I've got the 8mm movies transferred to VHS - next step - DVD's!!
Just got an email from Jim Comstock - his preliminary report on Ray Day - 9/28/03:
"...so the final tally Sunday a.m. on injuries was:
Inside Wave Dave - Strained knee
Tom - Broken Toe
Jim Comstock - Bruised Thigh
Kirk - Major ding in his David N. long board
2 major falls in the boardwalk cracks (that I saw)
And 4 stingray hits...
Carnage - Dude!..."
I've added a little more from another Jim Comstock email - and this whole webpage stuff is starting to evolve kinnda like I hoped it would -
Today's surfing kids will never know - maybe luckily - what we knew, and how we learned (it)
Their process is theirs - not that it was better THEN, than it is NOW, it just was VERY different.
Maybe by leaving some thoughts and photos around the web for others to read and view, we can bring some of the "old guys" back into the Clubhouse, and at the same time, pass down a few Elder Tips.?!
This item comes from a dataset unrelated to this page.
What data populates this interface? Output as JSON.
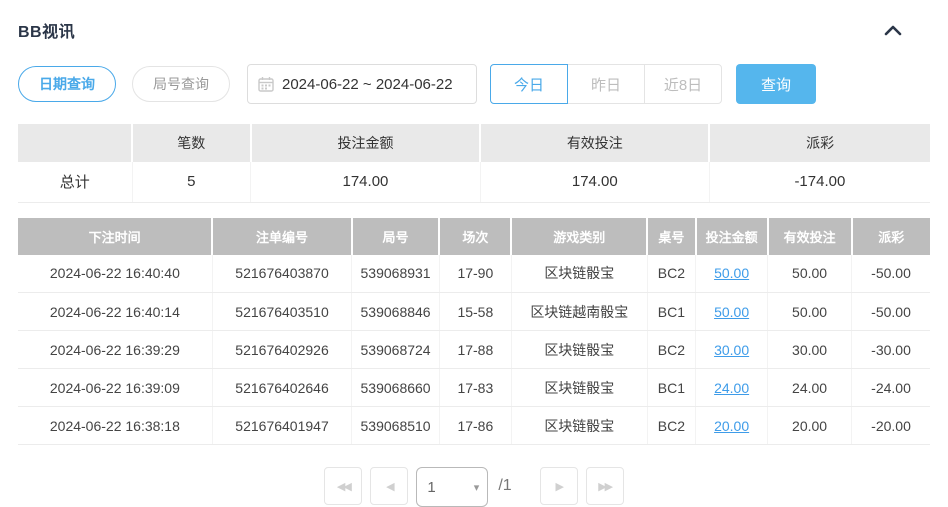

From Jim - I edited it a bit - I'll put the whole message on the Surfing 101 page - sometime!
Hi Bill,
I saw your emails from Dickie Lund.
Dickie and I used to surf Archie's Left every day together for years.
I would also like to say I surfed Archie's Left on many glassy evenings with the man himself in the late sixties and early seventies.
We would trade lefts one after another, perfect 5 foot peelers, I'd be paddling out and he would be ripping one in on his old longboard ( which by then where totally unkool ).
Then I'd try to impress him while he was paddling out by doing my best on my shortboard cause I thought he was so good ( I'd even crossstep on my 6 foot egg ).
When Archie was out everything just went to a higher level, speaking of which, Dickie was surfing 8 foot eggs with modern shapes way before any of these new longboards you see today.
I think they were Fryes but I can't remember - I'm talking 1974.
.....He (Dickie Lund) was the mister smooth of my generation.
I have many memories of Dickie ripping up the shores.